PRINTABLE VERSION   EMAIL TO A FRIEND   RSS FEEDS 08:17 UK, 31st Mar 2009, by Agrimoney.com
US farmers squeezed by low prices, steady bills

US arable farmers are being squeezed by declining crop prices and steady bills from suppliers, an official report has revealed.

The report may be taken by some observers as an indication that a key US planting report released later on March 31 will show a reduced farm appetite for planting, particularly for more intensive crops.

The prices farmers received for crops was 12.0% lower this month than a year ago, with major crops leading the way, the USDA said in its latest agricultural prices report.

Corn prices were 15.7% lower and soybeans down 20%, with wheat tumbling 44.3%. These falls were counterbalanced somewhat in the USDA index by rising prices of rice, potatoes and grapefruit.

Yet major costs stayed steady.
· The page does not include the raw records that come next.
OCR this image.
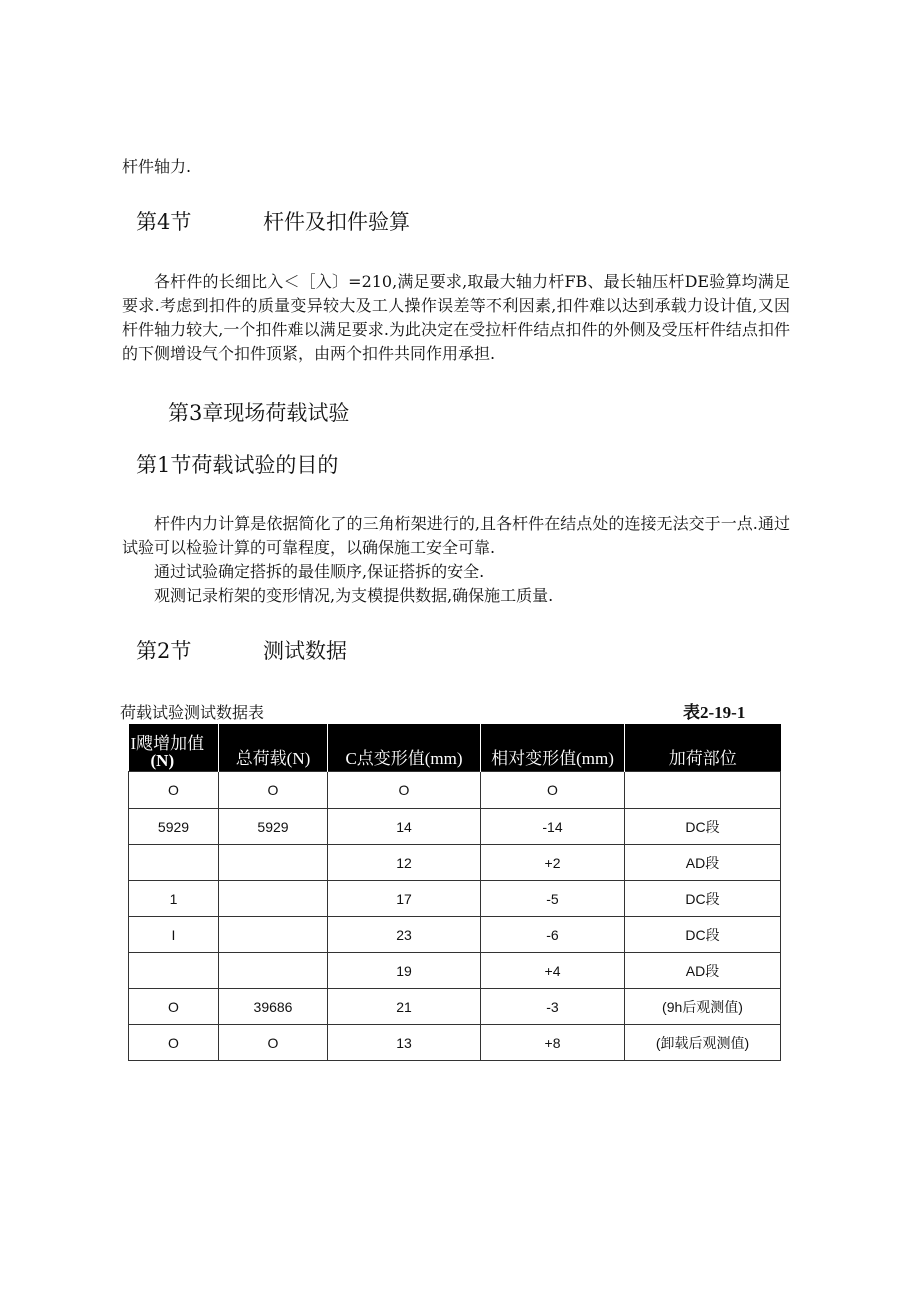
杆件轴力.
第4节	杆件及扣件验算

各杆件的长细比入＜［入〕=210,满足要求,取最大轴力杆FB、最长轴压杆DE验算均满足要求.考虑到扣件的质量变异较大及工人操作误差等不利因素,扣件难以达到承载力设计值,又因杆件轴力较大,一个扣件难以满足要求.为此决定在受拉杆件结点扣件的外侧及受压杆件结点扣件的下侧增设气个扣件顶紧，由两个扣件共同作用承担.

第3章现场荷载试验
第1节荷载试验的目的

杆件内力计算是依据简化了的三角桁架进行的,且各杆件在结点处的连接无法交于一点.通过试验可以检验计算的可靠程度，以确保施工安全可靠.

通过试验确定搭拆的最佳顺序,保证搭拆的安全.

观测记录桁架的变形情况,为支模提供数据,确保施工质量.

第2节	测试数据
荷载试验测试数据表	表2-19-1
I飕增加值
(N)	总荷载(N)	C点变形值(mm)	相对变形值(mm)	加荷部位
O	O	O	O	
5929	5929	14	-14	DC段
		12	+2	AD段
1		17	-5	DC段
I		23	-6	DC段
		19	+4	AD段
O	39686	21	-3	(9h后观测值)
O	O	13	+8	(卸载后观测值)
The US Department of Agriculture's index of input costs stood at 174 this month, identical to a year ago.

That identical reading disguised a near-halving in fuel costs but a 19.0% surge in herbicide prices and a 9.0% rise in machinery costs, with manufacturers hiking the price tags for attachments in a soft market for tractors. Fertilizer prices were steady, with rising potash and phosphate balancing falling nitrogen prices.

Livestock farmers are only marginally better off than arable growers. While prices falls for livestock, at 16.3%, outpaced those of arable crops, major costs dropped, with feed down 9.3% year on year.